I have done exactly that.


Assuming, at high currents, that an alkaline AA will deliver 1800mAh, then for the above example (1.3 ohm, 3 cells, luxeon Vf of 3.3V @ 350mA):

Total energy delivered by the batteries = 6.2 W-h
Total energy dissipated by the luxeon = 5.6 W-h
Total energy dissipated by the resistr = 0.6 W-h

Efficiency = 90%


This was modeled assuming that the total energy in the cell is equally distributed over the voltage range of 1.5-0.8V/cell (according to manufacturer's specifications).


I've done simulations for the above in a variety of other configurations - from 4 to 10 cells, all with the same luxeon, and initial condition of I=700mA.

Snap shots are useful for conveying concepts.

"Another way to look at it is that whatever voltage you are dropping is being used by the resistor and not producing light."

As you show in your chart the LED is an active component which can play beautifully off a passive resistor.


______________
The Art of Electronics is in the curves.

Please excuse me if this question is off topic, however...

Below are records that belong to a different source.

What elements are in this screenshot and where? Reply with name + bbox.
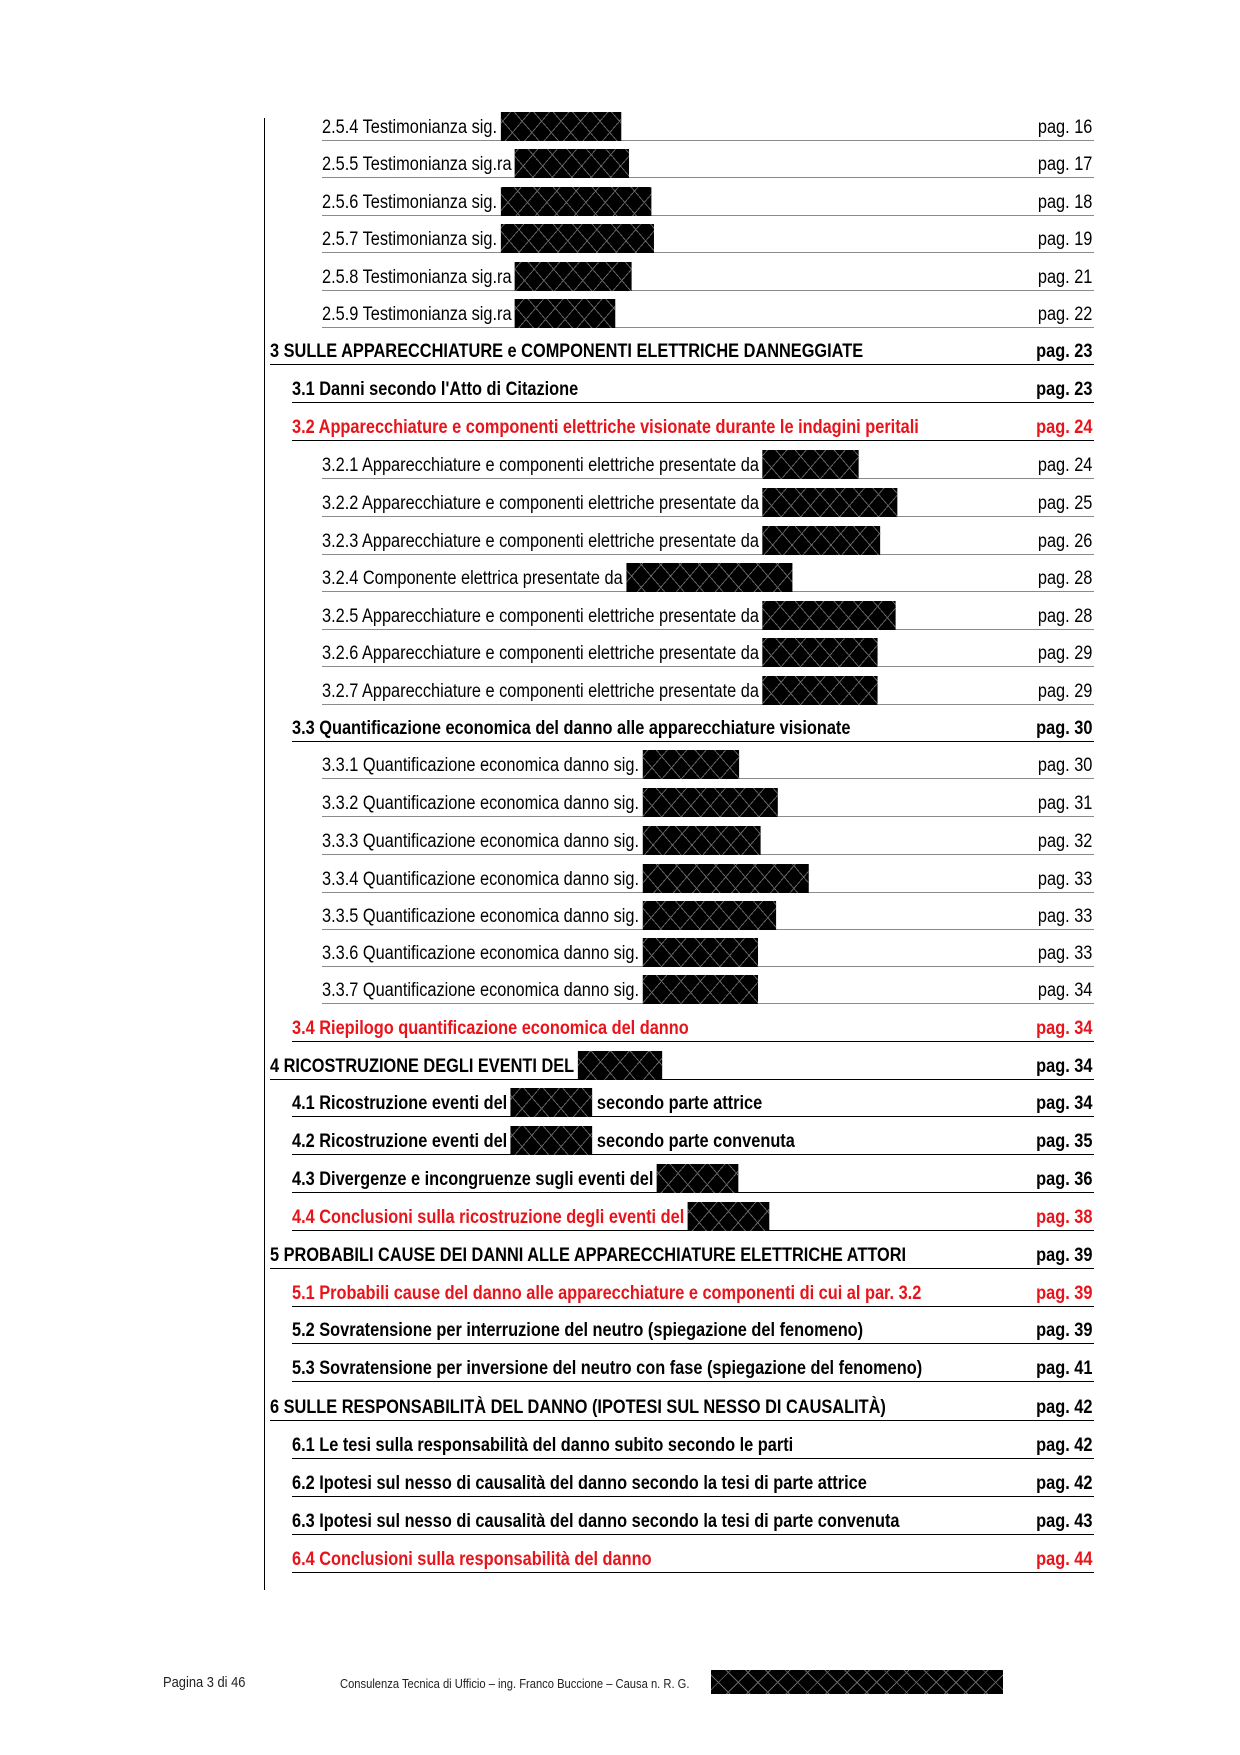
toc-row-title-suffix: secondo parte convenuta	[592, 1131, 795, 1152]
toc-row-title	[322, 638, 878, 665]
toc-row[interactable]	[322, 640, 1094, 670]
redaction-block	[762, 601, 895, 630]
toc-row-page: pag. 17	[1037, 154, 1092, 175]
toc-row-title-text: 4.1 Ricostruzione eventi del	[292, 1093, 508, 1114]
toc-row-underline	[292, 1534, 1094, 1535]
toc-row-underline	[322, 215, 1094, 216]
toc-row[interactable]	[292, 1280, 1094, 1310]
toc-row-page: pag. 41	[1035, 1358, 1092, 1379]
toc-row[interactable]	[270, 1394, 1094, 1424]
toc-row[interactable]	[322, 940, 1094, 970]
toc-row-page: pag. 25	[1037, 493, 1092, 514]
toc-row[interactable]	[292, 1355, 1094, 1385]
toc-row-title-text: 3.3.6 Quantificazione economica danno sig.	[322, 943, 640, 964]
toc-row-title	[292, 1018, 689, 1040]
redaction-block	[515, 299, 616, 328]
toc-row-underline	[292, 1572, 1094, 1573]
toc-row-page: pag. 30	[1035, 718, 1092, 739]
redaction-block	[688, 1202, 770, 1231]
redaction-block	[511, 1088, 593, 1117]
toc-row-underline	[292, 1154, 1094, 1155]
toc-row-title-text: 3.3.7 Quantificazione economica danno sig.	[322, 980, 640, 1001]
toc-row-underline	[322, 252, 1094, 253]
toc-row-title-text: 2.5.9 Testimonianza sig.ra	[322, 304, 512, 325]
toc-row-underline	[270, 1420, 1094, 1421]
toc-row-page: pag. 24	[1037, 455, 1092, 476]
toc-row-title-text: 2.5.8 Testimonianza sig.ra	[322, 267, 512, 288]
toc-row-title	[292, 1283, 921, 1305]
page-footer	[0, 1670, 1240, 1700]
toc-row-underline	[292, 1381, 1094, 1382]
toc-row[interactable]	[322, 565, 1094, 595]
toc-row-page: pag. 29	[1037, 643, 1092, 664]
footer-page-number: Pagina 3 di 46	[163, 1674, 246, 1691]
toc-row[interactable]	[322, 678, 1094, 708]
toc-row-title-text: 6.4 Conclusioni sulla responsabilità del danno	[292, 1549, 652, 1570]
redaction-block	[762, 488, 897, 517]
toc-row-title	[270, 1397, 886, 1419]
toc-row-page: pag. 28	[1037, 606, 1092, 627]
toc-row-underline	[292, 440, 1094, 441]
toc-row-underline	[270, 1079, 1094, 1080]
toc-row-title	[322, 864, 808, 891]
toc-row-underline	[292, 1458, 1094, 1459]
toc-row-underline	[292, 1041, 1094, 1042]
toc-row-title-text: 3.1 Danni secondo l'Atto di Citazione	[292, 379, 579, 400]
redaction-block	[626, 563, 792, 592]
toc-row-title-text: 5.3 Sovratensione per inversione del neutro con fase (spiegazione del fenomeno)	[292, 1358, 923, 1379]
toc-row-page: pag. 22	[1037, 304, 1092, 325]
toc-row-title	[270, 1245, 906, 1267]
toc-row-underline	[322, 516, 1094, 517]
toc-row-title	[322, 975, 758, 1002]
redaction-block	[515, 149, 629, 178]
toc-row-title-text: 3.3.4 Quantificazione economica danno sig.	[322, 869, 640, 890]
toc-row-page: pag. 34	[1037, 980, 1092, 1001]
toc-row-title	[292, 718, 850, 740]
toc-row-page: pag. 28	[1037, 568, 1092, 589]
toc-row-title	[292, 1320, 863, 1342]
toc-row-underline	[322, 704, 1094, 705]
toc-row[interactable]	[322, 828, 1094, 858]
toc-row-underline	[322, 140, 1094, 141]
toc-row-title	[322, 112, 621, 139]
toc-row-title	[270, 341, 863, 363]
toc-row-underline	[322, 290, 1094, 291]
toc-row-page: pag. 44	[1035, 1549, 1092, 1570]
toc-row-page: pag. 29	[1037, 681, 1092, 702]
toc-row[interactable]	[322, 264, 1094, 294]
toc-row-title-text: 6.3 Ipotesi sul nesso di causalità del danno secondo la tesi di parte convenuta	[292, 1511, 900, 1532]
toc-row-title-text: 3.3.5 Quantificazione economica danno sig.	[322, 906, 640, 927]
toc-row-title	[292, 1435, 793, 1457]
toc-row-page: pag. 42	[1035, 1473, 1092, 1494]
redaction-block	[642, 938, 757, 967]
redaction-block	[642, 826, 760, 855]
toc-row[interactable]	[292, 1128, 1094, 1158]
toc-row-title-text: 3.2.5 Apparecchiature e componenti elettriche presentate da	[322, 606, 759, 627]
toc-row[interactable]	[292, 1090, 1094, 1120]
toc-row-title	[322, 938, 758, 965]
toc-row-title	[292, 1088, 762, 1115]
toc-row-page: pag. 42	[1035, 1397, 1092, 1418]
toc-row[interactable]	[322, 752, 1094, 782]
toc-row-title	[270, 1051, 662, 1078]
toc-row-page: pag. 42	[1035, 1435, 1092, 1456]
toc-row-title-text: 3 SULLE APPARECCHIATURE e COMPONENTI ELETTRICHE DANNEGGIATE	[270, 341, 864, 362]
redaction-block	[642, 750, 738, 779]
toc-row-title	[292, 417, 919, 439]
toc-row-title	[322, 187, 651, 214]
toc-row-title-text: 4.4 Conclusioni sulla ricostruzione degli eventi del	[292, 1207, 685, 1228]
toc-row[interactable]	[292, 414, 1094, 444]
toc-row-title-text: 3.2 Apparecchiature e componenti elettriche visionate durante le indagini peritali	[292, 417, 919, 438]
toc-row-underline	[322, 478, 1094, 479]
toc-row-title	[322, 224, 654, 251]
toc-row-title-text: 3.3 Quantificazione economica del danno alle apparecchiature visionate	[292, 718, 851, 739]
toc-row-title-text: 5.1 Probabili cause del danno alle apparecchiature e componenti di cui al par. 3.2	[292, 1283, 922, 1304]
toc-row-title	[292, 1358, 922, 1380]
toc-row[interactable]	[322, 528, 1094, 558]
toc-row-title	[322, 601, 896, 628]
toc-row[interactable]	[322, 790, 1094, 820]
toc-row-title-text: 6.2 Ipotesi sul nesso di causalità del danno secondo la tesi di parte attrice	[292, 1473, 867, 1494]
toc-row-title	[322, 901, 776, 928]
toc-row-title-text: 5.2 Sovratensione per interruzione del neutro (spiegazione del fenomeno)	[292, 1320, 864, 1341]
toc-row[interactable]	[270, 1242, 1094, 1272]
toc-row[interactable]	[292, 1470, 1094, 1500]
toc-row-page: pag. 21	[1037, 267, 1092, 288]
toc-row-title-text: 3.2.4 Componente elettrica presentate da	[322, 568, 623, 589]
toc-row-page: pag. 33	[1037, 869, 1092, 890]
redaction-block	[657, 1164, 739, 1193]
toc-row-underline	[292, 1343, 1094, 1344]
toc-row-title-text: 2.5.7 Testimonianza sig.	[322, 229, 498, 250]
toc-row-title-text: 4.2 Ricostruzione eventi del	[292, 1131, 508, 1152]
redaction-block	[762, 676, 877, 705]
redaction-block	[642, 864, 808, 893]
toc-row-title	[292, 1511, 899, 1533]
toc-row[interactable]	[292, 1508, 1094, 1538]
toc-row-page: pag. 23	[1035, 341, 1092, 362]
toc-row-title-text: 6.1 Le tesi sulla responsabilità del danno subito secondo le parti	[292, 1435, 794, 1456]
toc-row-title	[322, 526, 880, 553]
toc-row-title	[322, 149, 629, 176]
redaction-block	[642, 975, 757, 1004]
toc-row-underline	[322, 666, 1094, 667]
toc-row-title-text: 4 RICOSTRUZIONE DEGLI EVENTI DEL	[270, 1056, 575, 1077]
toc-row[interactable]	[270, 1053, 1094, 1083]
toc-row-title	[322, 299, 616, 326]
toc-row-title	[292, 1549, 652, 1571]
toc-row-page: pag. 31	[1037, 793, 1092, 814]
toc-row-page: pag. 38	[1035, 1207, 1092, 1228]
redaction-block	[500, 112, 620, 141]
toc-row[interactable]	[322, 189, 1094, 219]
toc-row[interactable]	[322, 114, 1094, 144]
redaction-block	[500, 224, 653, 253]
toc-row[interactable]	[322, 603, 1094, 633]
toc-row-title-text: 3.2.1 Apparecchiature e componenti elettriche presentate da	[322, 455, 759, 476]
toc-row[interactable]	[322, 452, 1094, 482]
toc-row[interactable]	[322, 977, 1094, 1007]
toc-row-page: pag. 19	[1037, 229, 1092, 250]
redaction-block	[578, 1051, 662, 1080]
toc-row[interactable]	[292, 1166, 1094, 1196]
toc-row-title	[292, 1126, 795, 1153]
toc-row-title-text: 5 PROBABILI CAUSE DEI DANNI ALLE APPARECCHIATURE ELETTRICHE ATTORI	[270, 1245, 907, 1266]
toc-row-page: pag. 34	[1035, 1018, 1092, 1039]
toc-row-underline	[292, 1306, 1094, 1307]
toc-row-underline	[322, 327, 1094, 328]
redaction-block	[642, 788, 777, 817]
toc-row-title	[322, 750, 739, 777]
toc-row[interactable]	[292, 1204, 1094, 1234]
toc-row[interactable]	[292, 1546, 1094, 1576]
toc-row-title-suffix: secondo parte attrice	[592, 1093, 763, 1114]
toc-row-underline	[322, 554, 1094, 555]
redaction-block	[642, 901, 775, 930]
toc-row-underline	[270, 1268, 1094, 1269]
toc-row[interactable]	[322, 490, 1094, 520]
toc-row-page: pag. 35	[1035, 1131, 1092, 1152]
toc-row-title	[322, 488, 897, 515]
toc-row-underline	[322, 629, 1094, 630]
redaction-block	[500, 187, 651, 216]
toc-row-title-text: 3.2.7 Apparecchiature e componenti elettriche presentate da	[322, 681, 759, 702]
toc-row-title	[322, 262, 632, 289]
toc-row-page: pag. 34	[1035, 1056, 1092, 1077]
toc-row-underline	[322, 177, 1094, 178]
toc-row-page: pag. 23	[1035, 379, 1092, 400]
toc-row-page: pag. 30	[1037, 755, 1092, 776]
footer-redaction	[711, 1670, 1003, 1694]
toc-row[interactable]	[292, 1432, 1094, 1462]
redaction-block	[515, 262, 632, 291]
redaction-block	[762, 526, 880, 555]
toc-row-title	[292, 1164, 739, 1191]
toc-row-title-text: 6 SULLE RESPONSABILITÀ DEL DANNO (IPOTESI SUL NESSO DI CAUSALITÀ)	[270, 1397, 886, 1418]
toc-row[interactable]	[322, 151, 1094, 181]
toc-row-page: pag. 16	[1037, 117, 1092, 138]
toc-row[interactable]	[322, 226, 1094, 256]
toc-row-title	[292, 1473, 867, 1495]
toc-row-title-text: 3.2.2 Apparecchiature e componenti elettriche presentate da	[322, 493, 759, 514]
toc-row-title-text: 3.2.3 Apparecchiature e componenti elettriche presentate da	[322, 531, 759, 552]
toc-row-title-text: 2.5.6 Testimonianza sig.	[322, 192, 498, 213]
toc-row[interactable]	[292, 715, 1094, 745]
toc-row[interactable]	[292, 376, 1094, 406]
toc-row-page: pag. 39	[1035, 1245, 1092, 1266]
toc-row-underline	[292, 402, 1094, 403]
toc-row-title	[322, 788, 777, 815]
toc-row-page: pag. 39	[1035, 1320, 1092, 1341]
toc-row-title-text: 2.5.4 Testimonianza sig.	[322, 117, 498, 138]
toc-row-title	[322, 826, 760, 853]
toc-row-underline	[270, 364, 1094, 365]
toc-row-title	[322, 563, 792, 590]
toc-row-page: pag. 33	[1037, 906, 1092, 927]
redaction-block	[762, 638, 877, 667]
toc-row-title-text: 4.3 Divergenze e incongruenze sugli eventi del	[292, 1169, 654, 1190]
toc-row-underline	[292, 1116, 1094, 1117]
redaction-block	[762, 450, 858, 479]
toc-row[interactable]	[270, 338, 1094, 368]
toc-row[interactable]	[292, 1317, 1094, 1347]
toc-row-title	[322, 450, 859, 477]
toc-row-page: pag. 36	[1035, 1169, 1092, 1190]
toc-row-underline	[292, 741, 1094, 742]
toc-row[interactable]	[322, 301, 1094, 331]
toc-row-page: pag. 43	[1035, 1511, 1092, 1532]
toc-row-title	[292, 379, 578, 401]
toc-row[interactable]	[322, 866, 1094, 896]
toc-row-page: pag. 18	[1037, 192, 1092, 213]
redaction-block	[511, 1126, 593, 1155]
footer-reference: Consulenza Tecnica di Ufficio – ing. Franco Buccione – Causa n. R. G.	[340, 1676, 690, 1691]
toc-row-underline	[292, 1496, 1094, 1497]
toc-row-page: pag. 24	[1035, 417, 1092, 438]
toc-row-page: pag. 39	[1035, 1283, 1092, 1304]
toc-row-title-text: 3.3.1 Quantificazione economica danno sig.	[322, 755, 640, 776]
toc-row-page: pag. 33	[1037, 943, 1092, 964]
toc-row-title-text: 3.3.2 Quantificazione economica danno sig.	[322, 793, 640, 814]
toc-row[interactable]	[322, 903, 1094, 933]
toc-row-title-text: 3.2.6 Apparecchiature e componenti elettriche presentate da	[322, 643, 759, 664]
toc-row-title	[322, 676, 878, 703]
toc-row-page: pag. 26	[1037, 531, 1092, 552]
toc-row-title-text: 3.4 Riepilogo quantificazione economica del danno	[292, 1018, 689, 1039]
toc-row-page: pag. 34	[1035, 1093, 1092, 1114]
toc-row-title-text: 2.5.5 Testimonianza sig.ra	[322, 154, 512, 175]
toc-row-title-text: 3.3.3 Quantificazione economica danno sig.	[322, 831, 640, 852]
toc-row-title	[292, 1202, 769, 1229]
toc-row-page: pag. 32	[1037, 831, 1092, 852]
toc-row[interactable]	[292, 1015, 1094, 1045]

I have a 9 volt 5 watt direct drive LED light that I want to evaluate with Jon Burly's rechargeable 123's (not Pila's). The initial voltage is reported (I don't have them yet) to be 11 volts.

If I put a 2 ohm resister in the circuit (I think that will work), how does that effect the run time of the batteries?

I would like to give a proper evaluation of the batteries in this light, but am not sure how to handle the loss through the resistor. I suppose I could just report my set up and go from there.

Tom

The short answer is: the more resistance you put in, the longer your batteries will last (at the expense of brightness, of course)


And the long answer:
It's hard to guess how the light will perform without knowing a few things - internal resistance of the batteries, the voltage curve over the life of the batteries, and the Vf of your particular 5W at various current levels.

Assuming no internal resistance in your batteries (this sounds like a physics problem /ubbthreads/images/graemlins/wink.gif ), and a Vf of 6.8V @ 700mA, 7V @ 1A, 7.3V @ 1.5A, and 7.5V @ 2A; then we can make some guesses based on those numbers as to what the current will be at 11V with 2 ohms...<grumble...mumble> about 1.8A.

Given that the battery voltage will sag under load, it should be somewhat lower than 1.8A, so like 1.5A (guessing).

Now, with the same 2 ohms, and assuming that the nominal voltage is 9V (after the batteries have calmed down), then your current (neglecting cell resistance) will be 1A, so with the batterys' internal resistance, probably less.

Jon was worried about cell reversal with a three cell setup.

Hello Evan9162,

Thanks, that gives me a place to start from.

Springnr,

I am well aware of the risks.

I plan to take protective measures to control the risks. I also have inquired as to cost of replacement if the LED is damaged during the experiment. I also plan to run the light on 1 and 2 cells and see how that works.

Tom

[ QUOTE ]
Lux Luthor said:
It should be remembered, though, that these figures refer to the power loss at first start. I wonder if anyone has ever integrated an entire power curve over time, and compared that to the total energy dissipated by the resistor. That would tell the whole story over the life of the batteries. Of course, with LEDs, the amount of runtime is a little subjective.

[/ QUOTE ]

You want this thread. /ubbthreads/images/graemlins/grin.gif Be sure to read the whole thing, since there are some revisions and corrections.

Evan and Andrew,

Thanks for the information. Nice work!!!